O’Neil: Seahawks needed defense’s best game of the year to beat Vikings
The two touchdowns Seattle scored Monday night were merely exclamation points.
The Seahawks’ defense had already made a statement by then, one that should reverberate around the NFC in a bone-jarring near-shutout of a fellow playoff contender.
Seattle 21, Minnesota 7.
In reality, though it was much closer than that. The Vikings were a yard from taking the lead with 10 minutes left. It was a yard they would never gain, though, turning the ball over on downs after Kirk Cousins’ pass to Kyle Rudolph on fourth-and-goal was broken up.
It was Seattle’s second fourth-down stop of the second half. Pair that up with a first half in which the Seahawks didn’t let the Vikings move the ball past midfield and wrap it all up with the 49-yard field-goal attempt that linebacker Bobby Wagner blocked and you had what was far and away Seattle’s best defensive performance of the season.
— Seattle Seahawks (@Seahawks) December 11, 2018
It had to be. Russell Wilson was 10-for-20 passing in the game for 72 yards, the lowest total of his career. His previous low was 122 yards in a Week 7 loss at San Francisco in 2012.
Don’t let the final margin fool you. The Seahawks’ defense didn’t have any room for mistakes. Not with Seattle’s offense failing to cash in scoring opportunities. Twice Seattle settled for field goals, and that was actually good news compared to the scoring chance the Seahawks absolutely butchered at the end of the first half.
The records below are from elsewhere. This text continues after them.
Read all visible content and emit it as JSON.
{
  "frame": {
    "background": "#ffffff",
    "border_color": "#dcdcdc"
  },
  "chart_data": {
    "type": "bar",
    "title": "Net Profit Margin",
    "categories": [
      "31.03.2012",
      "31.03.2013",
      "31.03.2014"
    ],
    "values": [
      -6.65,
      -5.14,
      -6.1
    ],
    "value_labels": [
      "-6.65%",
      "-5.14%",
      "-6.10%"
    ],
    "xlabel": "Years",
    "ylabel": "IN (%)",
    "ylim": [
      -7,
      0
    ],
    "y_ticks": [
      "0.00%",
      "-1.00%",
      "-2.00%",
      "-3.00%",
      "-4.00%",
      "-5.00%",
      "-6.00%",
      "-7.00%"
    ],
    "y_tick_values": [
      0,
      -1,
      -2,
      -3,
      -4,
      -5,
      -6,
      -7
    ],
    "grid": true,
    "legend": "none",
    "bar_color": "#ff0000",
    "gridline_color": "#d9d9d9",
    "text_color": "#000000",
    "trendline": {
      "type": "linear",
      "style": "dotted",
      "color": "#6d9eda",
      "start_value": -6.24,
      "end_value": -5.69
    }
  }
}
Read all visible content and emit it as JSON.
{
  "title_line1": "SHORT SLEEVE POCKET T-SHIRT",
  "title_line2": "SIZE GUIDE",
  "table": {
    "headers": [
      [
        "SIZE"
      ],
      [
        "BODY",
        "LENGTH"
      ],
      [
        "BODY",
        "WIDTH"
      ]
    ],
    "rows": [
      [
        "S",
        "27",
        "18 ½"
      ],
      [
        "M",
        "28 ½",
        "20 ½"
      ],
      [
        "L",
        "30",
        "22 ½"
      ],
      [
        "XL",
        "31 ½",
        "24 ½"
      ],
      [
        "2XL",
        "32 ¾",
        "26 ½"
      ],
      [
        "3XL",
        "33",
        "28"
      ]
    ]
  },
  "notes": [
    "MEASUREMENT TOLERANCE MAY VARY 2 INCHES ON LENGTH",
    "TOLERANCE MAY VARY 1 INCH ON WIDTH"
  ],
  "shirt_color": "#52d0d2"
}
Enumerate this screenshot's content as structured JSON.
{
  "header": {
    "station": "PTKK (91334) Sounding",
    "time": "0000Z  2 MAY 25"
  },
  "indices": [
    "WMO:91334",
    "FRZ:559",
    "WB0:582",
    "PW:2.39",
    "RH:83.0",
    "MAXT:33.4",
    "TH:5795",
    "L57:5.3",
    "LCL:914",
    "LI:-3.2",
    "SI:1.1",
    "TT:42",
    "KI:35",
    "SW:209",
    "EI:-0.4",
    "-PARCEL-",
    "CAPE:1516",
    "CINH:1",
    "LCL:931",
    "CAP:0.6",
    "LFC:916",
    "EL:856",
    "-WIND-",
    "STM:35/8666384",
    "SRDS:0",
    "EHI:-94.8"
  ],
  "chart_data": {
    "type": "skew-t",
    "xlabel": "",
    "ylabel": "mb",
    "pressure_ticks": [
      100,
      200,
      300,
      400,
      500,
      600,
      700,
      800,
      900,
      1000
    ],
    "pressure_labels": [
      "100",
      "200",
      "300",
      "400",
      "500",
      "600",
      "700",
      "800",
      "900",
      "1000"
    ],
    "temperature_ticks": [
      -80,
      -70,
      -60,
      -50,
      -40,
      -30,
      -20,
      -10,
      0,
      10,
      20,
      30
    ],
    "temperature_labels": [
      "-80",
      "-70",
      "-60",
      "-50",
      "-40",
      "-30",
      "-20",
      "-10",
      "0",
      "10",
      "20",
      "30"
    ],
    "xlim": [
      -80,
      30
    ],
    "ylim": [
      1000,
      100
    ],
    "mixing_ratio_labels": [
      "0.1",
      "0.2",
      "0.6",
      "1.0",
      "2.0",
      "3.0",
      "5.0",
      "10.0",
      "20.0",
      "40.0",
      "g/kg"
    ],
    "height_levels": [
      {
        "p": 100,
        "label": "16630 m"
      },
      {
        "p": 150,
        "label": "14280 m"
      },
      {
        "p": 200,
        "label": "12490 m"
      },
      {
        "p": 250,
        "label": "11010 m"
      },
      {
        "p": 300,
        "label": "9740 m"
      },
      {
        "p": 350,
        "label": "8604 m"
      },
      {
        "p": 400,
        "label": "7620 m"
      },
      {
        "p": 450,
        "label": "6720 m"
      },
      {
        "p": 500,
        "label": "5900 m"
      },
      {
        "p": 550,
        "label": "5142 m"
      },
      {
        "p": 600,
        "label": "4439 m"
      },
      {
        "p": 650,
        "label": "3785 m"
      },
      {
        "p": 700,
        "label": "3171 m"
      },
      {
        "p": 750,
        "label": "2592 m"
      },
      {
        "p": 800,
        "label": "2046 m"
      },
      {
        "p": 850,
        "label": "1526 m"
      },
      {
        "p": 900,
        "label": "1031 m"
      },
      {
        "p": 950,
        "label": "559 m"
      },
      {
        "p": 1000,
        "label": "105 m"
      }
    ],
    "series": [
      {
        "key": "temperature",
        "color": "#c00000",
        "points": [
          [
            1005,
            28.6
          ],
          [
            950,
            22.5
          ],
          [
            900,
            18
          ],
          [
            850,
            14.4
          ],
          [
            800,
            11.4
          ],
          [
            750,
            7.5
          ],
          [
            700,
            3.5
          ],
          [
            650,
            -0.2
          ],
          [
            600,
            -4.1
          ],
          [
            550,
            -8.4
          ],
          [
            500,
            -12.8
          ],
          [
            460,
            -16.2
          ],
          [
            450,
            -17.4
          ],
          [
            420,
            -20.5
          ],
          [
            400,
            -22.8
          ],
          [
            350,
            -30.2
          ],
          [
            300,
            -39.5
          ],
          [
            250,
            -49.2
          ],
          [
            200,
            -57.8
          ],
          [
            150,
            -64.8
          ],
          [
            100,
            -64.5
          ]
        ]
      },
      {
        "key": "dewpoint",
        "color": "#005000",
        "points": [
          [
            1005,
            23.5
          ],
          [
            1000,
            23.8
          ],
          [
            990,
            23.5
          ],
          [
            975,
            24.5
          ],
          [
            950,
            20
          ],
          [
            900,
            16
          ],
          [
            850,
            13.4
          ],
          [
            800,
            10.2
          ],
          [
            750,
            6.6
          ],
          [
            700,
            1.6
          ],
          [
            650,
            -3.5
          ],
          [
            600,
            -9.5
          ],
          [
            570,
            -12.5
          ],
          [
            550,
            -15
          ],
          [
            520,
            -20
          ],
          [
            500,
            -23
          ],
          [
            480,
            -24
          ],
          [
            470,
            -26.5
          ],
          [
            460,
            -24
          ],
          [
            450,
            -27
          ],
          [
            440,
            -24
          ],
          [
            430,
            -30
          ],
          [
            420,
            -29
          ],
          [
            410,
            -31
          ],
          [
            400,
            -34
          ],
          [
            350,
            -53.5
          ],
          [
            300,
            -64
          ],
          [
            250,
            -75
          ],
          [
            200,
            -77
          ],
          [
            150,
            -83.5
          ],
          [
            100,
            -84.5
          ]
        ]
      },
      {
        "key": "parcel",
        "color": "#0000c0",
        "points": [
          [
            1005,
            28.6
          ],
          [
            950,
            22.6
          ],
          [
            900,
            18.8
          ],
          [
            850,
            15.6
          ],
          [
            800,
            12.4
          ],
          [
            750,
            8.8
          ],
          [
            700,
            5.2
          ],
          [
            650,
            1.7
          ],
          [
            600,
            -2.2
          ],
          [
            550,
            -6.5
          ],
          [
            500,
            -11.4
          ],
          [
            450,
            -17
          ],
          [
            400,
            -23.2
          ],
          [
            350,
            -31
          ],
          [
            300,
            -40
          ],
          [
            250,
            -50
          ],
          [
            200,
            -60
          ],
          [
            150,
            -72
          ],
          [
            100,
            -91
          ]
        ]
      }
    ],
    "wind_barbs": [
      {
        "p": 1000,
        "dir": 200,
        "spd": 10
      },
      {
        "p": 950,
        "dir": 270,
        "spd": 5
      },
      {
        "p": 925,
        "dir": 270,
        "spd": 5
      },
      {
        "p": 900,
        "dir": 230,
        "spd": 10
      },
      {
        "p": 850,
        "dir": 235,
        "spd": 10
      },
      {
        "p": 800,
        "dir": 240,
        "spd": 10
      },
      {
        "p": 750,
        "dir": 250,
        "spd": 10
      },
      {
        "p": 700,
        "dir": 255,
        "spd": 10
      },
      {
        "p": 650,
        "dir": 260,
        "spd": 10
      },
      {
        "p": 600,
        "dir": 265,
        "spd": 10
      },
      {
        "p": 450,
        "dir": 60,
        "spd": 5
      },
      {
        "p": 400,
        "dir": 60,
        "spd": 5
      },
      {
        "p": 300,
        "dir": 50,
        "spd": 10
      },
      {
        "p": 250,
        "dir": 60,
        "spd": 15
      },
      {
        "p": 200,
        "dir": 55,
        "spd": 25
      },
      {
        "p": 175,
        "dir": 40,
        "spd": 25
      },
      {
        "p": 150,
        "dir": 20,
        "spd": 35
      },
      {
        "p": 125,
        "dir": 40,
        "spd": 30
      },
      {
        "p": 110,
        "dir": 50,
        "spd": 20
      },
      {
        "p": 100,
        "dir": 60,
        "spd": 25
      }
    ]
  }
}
This was a night for Seattle’s defense, even if Cousins’ 6-yard touchdown pass to Dalvin Cook with 70 seconds left did keep the Seahawks from recording their first shutout since Week 3 of 2015.
Chris Carson may have given Seattle command of the game with a 2-yard touchdown run with just under 3 minutes remaining, and Justin Coleman pretty much iced the game by returning a fumble 29 yards for a touchdown 8 seconds later, but this was a game won by Seattle’s entire defensive unit.
The Seahawks held the Vikings to just 61 yards of offense in the first half, didn’t allow Minnesota’s offense to cross midfield for the first 40 minutes of the game, and had a pair of fourth-down stops and the blocked field goal in the second half to come away with a victory that makes a playoff appearance a virtual certainty at this point – and shows that Seattle might do some damage once it gets there.
After two months of steady improvement, the Seahawks’ offense turned in an absolute stinker. Wilson didn’t complete a pass longer than 15 yards, and while Carson rushed for 90 yards, the most important play was a 40-yard scramble by Wilson on Seattle’s only touchdown drive of the game. And Wilson didn’t exactly run away from Linval Joseph – a Vikings defensive tackle listed at 320 pounds – on the run so much as Joseph gave up trying to catch him.
Still Seattle won in large part due to a defense that continued to show a steel-toed toughness even when backed up to its own end zone. No wait. The defense has shown that toughness especially when backed up to its own end zone.
The Vikings had the ball at the Seattle 4, first-and-goal with just over 10 minutes left in the fourth quarter. Two stuffed runs sandwiched around an incompletion, and the Vikings went for it on fourth-and-goal from the 1. That was as close as Minnesota ever came to the lead as Seattle stood strong once again.